YES, even the Church of Scotland is on social media and this week it welcomed its 5,500th follower on Twitter, none other than the Most Reverend Leo Cushley, Catholic Archbishop of St Andrews & Edinburgh. When the Church of Scotland thanked him for following them he replied: "Ut unum sint" - Catholic Archbishops, I've noticed, do show off their knowledge of Latin when they can. It is a quote in the Bible from Jesus - although he didn't use Latin of course - and is generally regarded as a call for Christian unity.
So who said Twitter was just used for political activists to hurl insults at each other. Well done Leo!
QUESTIONS for speakers, continued. Head of employee relations at Scottish Engineering, Raymond Lowe, was running an employment law course in England when he was asked about employees stealing from fellow employees. Says Raymond: "I told them about when I worked in industry and took a two-pound bag of sugar into work on a Monday morning and found that it was gone on Tuesday morning. We thought the nightshift was making tablet.
"I asked at the end of the two-day course if there were any questions to which I was asked, 'what is tablet?'"
WHAT'S been happening out Paisley way we wonder. Piero Pieraccini, mine host at Hamishes' Hoose bar in the town recounts: " Overheard in the bar, two guys were recalling a networking event that they both attended but when trying to describe a particular person at the event one guy said, 'you remember him, he was generously proportioned with an elegantly restrained hairstyle'.
"It took me a wee while to figure out they were referring to a fat baldy guy!"

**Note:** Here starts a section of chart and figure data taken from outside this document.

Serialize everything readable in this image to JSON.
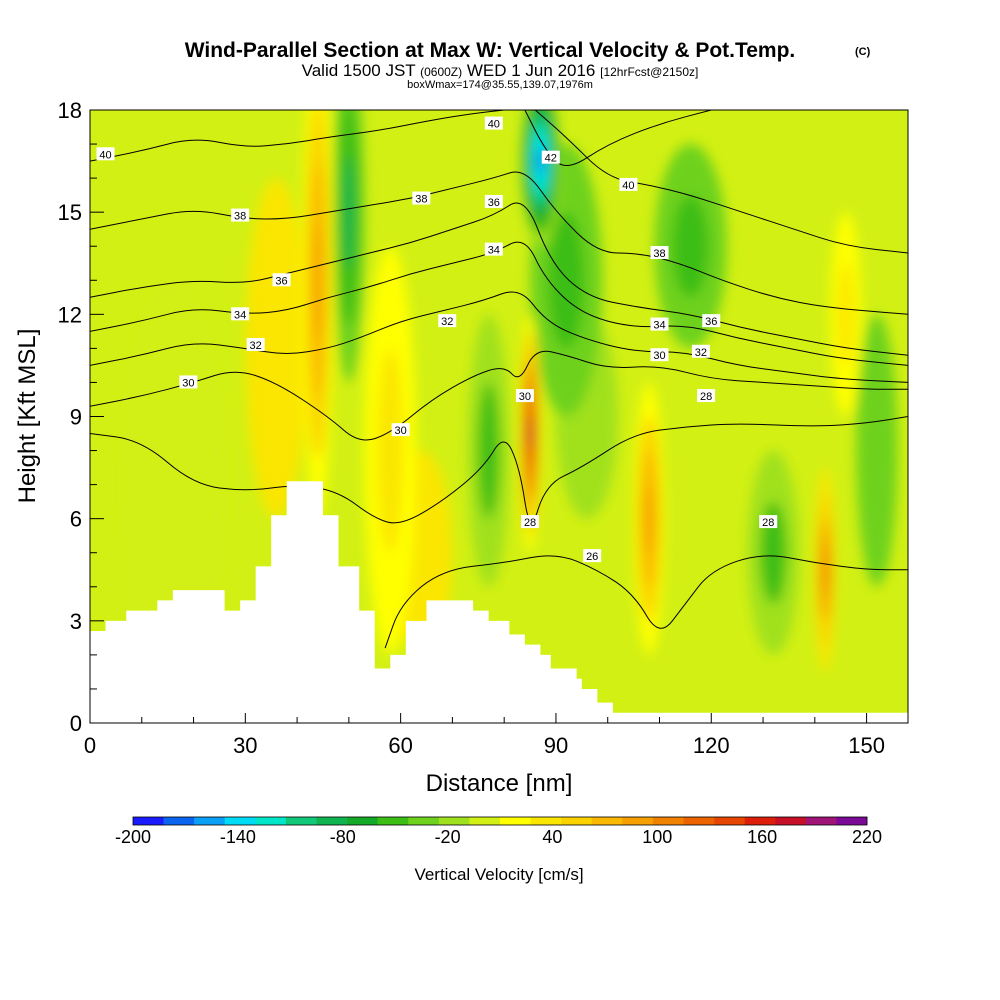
{
  "title": {
    "main": "Wind-Parallel Section at Max W: Vertical Velocity & Pot.Temp.",
    "copyright": "(C)",
    "valid_a": "Valid 1500 JST",
    "valid_b": "(0600Z)",
    "valid_c": "WED 1 Jun 2016",
    "valid_d": "[12hrFcst@2150z]",
    "box": "boxWmax=174@35.55,139.07,1976m"
  },
  "chart_data": {
    "type": "heatmap",
    "xlabel": "Distance [nm]",
    "ylabel": "Height [Kft MSL]",
    "xlim": [
      0,
      158
    ],
    "ylim": [
      0,
      18
    ],
    "x_ticks": [
      0,
      30,
      60,
      90,
      120,
      150
    ],
    "y_ticks": [
      0,
      3,
      6,
      9,
      12,
      15,
      18
    ],
    "colorbar": {
      "title": "Vertical Velocity [cm/s]",
      "tick_labels": [
        "-200",
        "-140",
        "-80",
        "-20",
        "40",
        "100",
        "160",
        "220"
      ],
      "colors": [
        "#1a1aff",
        "#0a64f0",
        "#0aa0f5",
        "#00dcf5",
        "#00e6c8",
        "#10c878",
        "#0fb450",
        "#14aa28",
        "#3cbe14",
        "#6ed21e",
        "#a0e11e",
        "#d2f014",
        "#ffff00",
        "#fae600",
        "#fad200",
        "#fab900",
        "#f5a000",
        "#f08200",
        "#eb6400",
        "#e64600",
        "#dc1e0a",
        "#c80f28",
        "#a01478",
        "#7a0a96"
      ]
    },
    "terrain_profile": [
      [
        0,
        2.7
      ],
      [
        3,
        3.0
      ],
      [
        7,
        3.3
      ],
      [
        13,
        3.6
      ],
      [
        16,
        3.9
      ],
      [
        26,
        3.3
      ],
      [
        29,
        3.6
      ],
      [
        32,
        4.6
      ],
      [
        35,
        6.1
      ],
      [
        38,
        7.1
      ],
      [
        45,
        6.1
      ],
      [
        48,
        4.6
      ],
      [
        52,
        3.3
      ],
      [
        55,
        1.6
      ],
      [
        58,
        2.0
      ],
      [
        61,
        3.0
      ],
      [
        65,
        3.6
      ],
      [
        74,
        3.3
      ],
      [
        77,
        3.0
      ],
      [
        81,
        2.6
      ],
      [
        84,
        2.3
      ],
      [
        87,
        2.0
      ],
      [
        89,
        1.6
      ],
      [
        94,
        1.3
      ],
      [
        95,
        1.0
      ],
      [
        98,
        0.6
      ],
      [
        101,
        0.3
      ],
      [
        158,
        0.3
      ]
    ],
    "vertical_velocity_features": [
      {
        "x": 16,
        "y": 7.0,
        "value": 5,
        "sx": 10,
        "sy": 6
      },
      {
        "x": 36,
        "y": 11.0,
        "value": 30,
        "sx": 6,
        "sy": 5
      },
      {
        "x": 44,
        "y": 13.0,
        "value": 90,
        "sx": 3,
        "sy": 7
      },
      {
        "x": 50,
        "y": 15.0,
        "value": -80,
        "sx": 3,
        "sy": 5
      },
      {
        "x": 58,
        "y": 8.0,
        "value": 40,
        "sx": 5,
        "sy": 6
      },
      {
        "x": 64,
        "y": 5.0,
        "value": 30,
        "sx": 6,
        "sy": 3
      },
      {
        "x": 77,
        "y": 8.0,
        "value": -45,
        "sx": 4,
        "sy": 4
      },
      {
        "x": 85,
        "y": 8.5,
        "value": 174,
        "sx": 2,
        "sy": 3.5
      },
      {
        "x": 87,
        "y": 16.5,
        "value": -170,
        "sx": 4,
        "sy": 2.5
      },
      {
        "x": 92,
        "y": 13.0,
        "value": -60,
        "sx": 7,
        "sy": 4
      },
      {
        "x": 96,
        "y": 9.0,
        "value": -25,
        "sx": 6,
        "sy": 3
      },
      {
        "x": 108,
        "y": 6.0,
        "value": 90,
        "sx": 3,
        "sy": 4
      },
      {
        "x": 116,
        "y": 14.0,
        "value": -60,
        "sx": 7,
        "sy": 3
      },
      {
        "x": 132,
        "y": 5.0,
        "value": -45,
        "sx": 5,
        "sy": 3
      },
      {
        "x": 142,
        "y": 4.5,
        "value": 110,
        "sx": 2,
        "sy": 3
      },
      {
        "x": 146,
        "y": 12.0,
        "value": 40,
        "sx": 3,
        "sy": 3
      },
      {
        "x": 152,
        "y": 8.0,
        "value": -30,
        "sx": 4,
        "sy": 4
      }
    ],
    "isentropes": [
      {
        "value": 26,
        "points": [
          [
            57,
            2.2
          ],
          [
            60,
            3.5
          ],
          [
            68,
            4.5
          ],
          [
            80,
            4.7
          ],
          [
            90,
            5.0
          ],
          [
            98,
            4.5
          ],
          [
            105,
            3.8
          ],
          [
            110,
            2.5
          ],
          [
            115,
            3.5
          ],
          [
            120,
            4.5
          ],
          [
            130,
            5.0
          ],
          [
            140,
            4.7
          ],
          [
            150,
            4.5
          ],
          [
            158,
            4.5
          ]
        ]
      },
      {
        "value": 28,
        "points": [
          [
            0,
            8.5
          ],
          [
            10,
            8.3
          ],
          [
            20,
            7.0
          ],
          [
            30,
            6.8
          ],
          [
            40,
            7.0
          ],
          [
            48,
            6.8
          ],
          [
            55,
            6.0
          ],
          [
            60,
            5.8
          ],
          [
            68,
            6.5
          ],
          [
            76,
            7.5
          ],
          [
            80,
            8.5
          ],
          [
            83,
            7.5
          ],
          [
            85,
            5.5
          ],
          [
            88,
            7.0
          ],
          [
            95,
            7.5
          ],
          [
            105,
            8.5
          ],
          [
            115,
            8.7
          ],
          [
            125,
            8.8
          ],
          [
            140,
            8.7
          ],
          [
            150,
            8.8
          ],
          [
            158,
            9.0
          ]
        ]
      },
      {
        "value": 30,
        "points": [
          [
            0,
            9.3
          ],
          [
            10,
            9.6
          ],
          [
            20,
            10.0
          ],
          [
            28,
            10.4
          ],
          [
            36,
            10.0
          ],
          [
            46,
            9.0
          ],
          [
            52,
            8.2
          ],
          [
            58,
            8.5
          ],
          [
            66,
            9.5
          ],
          [
            74,
            10.2
          ],
          [
            80,
            10.5
          ],
          [
            83,
            10.0
          ],
          [
            86,
            11.0
          ],
          [
            92,
            10.8
          ],
          [
            100,
            10.4
          ],
          [
            110,
            10.5
          ],
          [
            120,
            10.1
          ],
          [
            130,
            10.0
          ],
          [
            140,
            9.9
          ],
          [
            150,
            9.8
          ],
          [
            158,
            9.8
          ]
        ]
      },
      {
        "value": 32,
        "points": [
          [
            0,
            10.5
          ],
          [
            10,
            10.8
          ],
          [
            20,
            11.2
          ],
          [
            30,
            11.0
          ],
          [
            38,
            10.8
          ],
          [
            46,
            11.0
          ],
          [
            52,
            11.3
          ],
          [
            60,
            11.8
          ],
          [
            68,
            12.1
          ],
          [
            76,
            12.4
          ],
          [
            83,
            12.8
          ],
          [
            88,
            11.8
          ],
          [
            95,
            11.3
          ],
          [
            105,
            10.9
          ],
          [
            115,
            10.9
          ],
          [
            125,
            10.5
          ],
          [
            135,
            10.3
          ],
          [
            145,
            10.1
          ],
          [
            158,
            10.0
          ]
        ]
      },
      {
        "value": 34,
        "points": [
          [
            0,
            11.5
          ],
          [
            10,
            11.8
          ],
          [
            20,
            12.2
          ],
          [
            30,
            12.0
          ],
          [
            38,
            12.1
          ],
          [
            46,
            12.5
          ],
          [
            54,
            12.8
          ],
          [
            62,
            13.2
          ],
          [
            70,
            13.5
          ],
          [
            78,
            13.8
          ],
          [
            84,
            14.3
          ],
          [
            88,
            13.0
          ],
          [
            95,
            12.0
          ],
          [
            105,
            11.6
          ],
          [
            115,
            11.7
          ],
          [
            125,
            11.3
          ],
          [
            135,
            11.0
          ],
          [
            145,
            10.7
          ],
          [
            158,
            10.5
          ]
        ]
      },
      {
        "value": 36,
        "points": [
          [
            0,
            12.5
          ],
          [
            10,
            12.8
          ],
          [
            20,
            13.0
          ],
          [
            30,
            12.9
          ],
          [
            38,
            13.2
          ],
          [
            46,
            13.5
          ],
          [
            54,
            13.8
          ],
          [
            62,
            14.1
          ],
          [
            70,
            14.5
          ],
          [
            78,
            14.9
          ],
          [
            84,
            15.5
          ],
          [
            89,
            13.5
          ],
          [
            96,
            12.5
          ],
          [
            106,
            12.2
          ],
          [
            116,
            12.0
          ],
          [
            126,
            11.6
          ],
          [
            136,
            11.3
          ],
          [
            146,
            11.0
          ],
          [
            158,
            10.8
          ]
        ]
      },
      {
        "value": 38,
        "points": [
          [
            0,
            14.5
          ],
          [
            10,
            14.8
          ],
          [
            20,
            15.1
          ],
          [
            30,
            14.8
          ],
          [
            38,
            14.8
          ],
          [
            46,
            15.0
          ],
          [
            54,
            15.2
          ],
          [
            62,
            15.4
          ],
          [
            70,
            15.7
          ],
          [
            78,
            16.0
          ],
          [
            84,
            16.3
          ],
          [
            90,
            15.0
          ],
          [
            98,
            13.8
          ],
          [
            106,
            13.8
          ],
          [
            114,
            13.5
          ],
          [
            122,
            13.0
          ],
          [
            132,
            12.5
          ],
          [
            142,
            12.2
          ],
          [
            158,
            12.0
          ]
        ]
      },
      {
        "value": 40,
        "points": [
          [
            0,
            16.5
          ],
          [
            10,
            16.8
          ],
          [
            20,
            17.2
          ],
          [
            30,
            16.9
          ],
          [
            38,
            17.0
          ],
          [
            46,
            17.2
          ],
          [
            56,
            17.4
          ],
          [
            66,
            17.7
          ],
          [
            74,
            17.9
          ],
          [
            80,
            18.0
          ]
        ]
      },
      {
        "value": 40,
        "points": [
          [
            86,
            18.0
          ],
          [
            92,
            17.2
          ],
          [
            100,
            16.0
          ],
          [
            108,
            15.8
          ],
          [
            116,
            15.5
          ],
          [
            126,
            15.0
          ],
          [
            136,
            14.5
          ],
          [
            146,
            14.0
          ],
          [
            158,
            13.8
          ]
        ]
      },
      {
        "value": 42,
        "points": [
          [
            84,
            18.0
          ],
          [
            88,
            16.8
          ],
          [
            92,
            16.2
          ],
          [
            100,
            17.0
          ],
          [
            110,
            17.6
          ],
          [
            120,
            18.0
          ]
        ]
      }
    ],
    "contour_labels": [
      {
        "text": "40",
        "x": 3,
        "y": 16.7
      },
      {
        "text": "38",
        "x": 29,
        "y": 14.9
      },
      {
        "text": "36",
        "x": 37,
        "y": 13.0
      },
      {
        "text": "34",
        "x": 29,
        "y": 12.0
      },
      {
        "text": "32",
        "x": 32,
        "y": 11.1
      },
      {
        "text": "30",
        "x": 19,
        "y": 10.0
      },
      {
        "text": "30",
        "x": 60,
        "y": 8.6
      },
      {
        "text": "32",
        "x": 69,
        "y": 11.8
      },
      {
        "text": "34",
        "x": 78,
        "y": 13.9
      },
      {
        "text": "36",
        "x": 78,
        "y": 15.3
      },
      {
        "text": "38",
        "x": 64,
        "y": 15.4
      },
      {
        "text": "40",
        "x": 78,
        "y": 17.6
      },
      {
        "text": "42",
        "x": 89,
        "y": 16.6
      },
      {
        "text": "40",
        "x": 104,
        "y": 15.8
      },
      {
        "text": "38",
        "x": 110,
        "y": 13.8
      },
      {
        "text": "34",
        "x": 110,
        "y": 11.7
      },
      {
        "text": "36",
        "x": 120,
        "y": 11.8
      },
      {
        "text": "30",
        "x": 110,
        "y": 10.8
      },
      {
        "text": "32",
        "x": 118,
        "y": 10.9
      },
      {
        "text": "28",
        "x": 119,
        "y": 9.6
      },
      {
        "text": "30",
        "x": 84,
        "y": 9.6
      },
      {
        "text": "28",
        "x": 85,
        "y": 5.9
      },
      {
        "text": "26",
        "x": 97,
        "y": 4.9
      },
      {
        "text": "28",
        "x": 131,
        "y": 5.9
      }
    ]
  }
}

AMERICAN country rock icon, Steve Earle was in blistering form in Glasgow this week. The seven times divorced, New York-based, hirsute, singer/songwriter had a packed house at the O2 ABC laughing when he said: "This is the chick section of the set, which is important because I’m single now and it stops my audience from getting uglier and hairier.” One of his new songs is titled, appropriately, 'Better Off Alone.' It is a sad song, mind you.